Python MSVC++ binaries considered evil
Edward Diener
eldiener at earthlink.net
Wed Jan 23 12:37:52 EST 2002
The Borland C++ Builder compiler is completely free and more C++
compliant than VC++ 6.0 or VC++ .NET . You can download it and the free
debugger at http://www.borland.com/bcppbuilder/freecompiler .
J.Jacob wrote:
> One of the beauties of Python is that you can extend it with C modules.

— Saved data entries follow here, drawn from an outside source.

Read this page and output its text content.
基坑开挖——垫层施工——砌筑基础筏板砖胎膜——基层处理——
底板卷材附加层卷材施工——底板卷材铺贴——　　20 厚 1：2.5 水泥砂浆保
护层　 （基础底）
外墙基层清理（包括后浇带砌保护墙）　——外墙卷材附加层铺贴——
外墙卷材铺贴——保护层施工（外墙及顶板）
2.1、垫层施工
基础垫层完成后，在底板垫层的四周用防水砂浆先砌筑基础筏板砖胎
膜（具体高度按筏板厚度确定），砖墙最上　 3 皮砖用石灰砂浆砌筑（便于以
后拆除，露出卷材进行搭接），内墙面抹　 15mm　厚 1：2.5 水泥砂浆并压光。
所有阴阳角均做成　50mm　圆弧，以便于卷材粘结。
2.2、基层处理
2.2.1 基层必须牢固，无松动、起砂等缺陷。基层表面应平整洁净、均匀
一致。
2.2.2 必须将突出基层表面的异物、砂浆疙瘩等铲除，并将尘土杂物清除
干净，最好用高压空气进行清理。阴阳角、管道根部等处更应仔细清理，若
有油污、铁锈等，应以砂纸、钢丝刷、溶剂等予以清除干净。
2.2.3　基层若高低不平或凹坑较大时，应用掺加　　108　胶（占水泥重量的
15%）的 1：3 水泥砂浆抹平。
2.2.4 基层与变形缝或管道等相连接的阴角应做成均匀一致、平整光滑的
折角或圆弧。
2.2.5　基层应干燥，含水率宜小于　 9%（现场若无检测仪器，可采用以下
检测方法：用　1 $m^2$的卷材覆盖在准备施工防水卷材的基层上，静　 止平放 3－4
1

> Recode your bottlenecks in C and you program can have the speed of programs
> written completely in C.
>
> Unfortunately this is not true when you have a Windows operating system and
> you have Python installed from binaries. You will need the Microsoft Visual
> C++ 6.0 compiler. That compiler is expensive and has licence issues. Since
> most Python installations are from Windows binaries this effectively ties
> Python to Microsoft. Maybe many developers have some Unix version available
> but their customers will usually have Windows. Some people have been doing a
> great job building Python Windows binaries and installation programs and this
> has added considerably to the popularity of Python. However, if you are going
> to write software for them your C extensions need to talk to the Windows
> binaries.
>
> Is there another solution? With the Cygwin package you can compile Python for
> Windows but this makes you depending on Cygwin, and your customers will
> probably have to install Cygwin. The MingW gcc compiler for Windows looks
> good but i have not been able to compile Python with it and i have not seen
> anybody else doing it successfully without losing much Windows modules. Do we
> need a brand new C compiler? Will Microsoft make it impossible for that
> compiler to have COM / DLL / VB / etc. interfaces?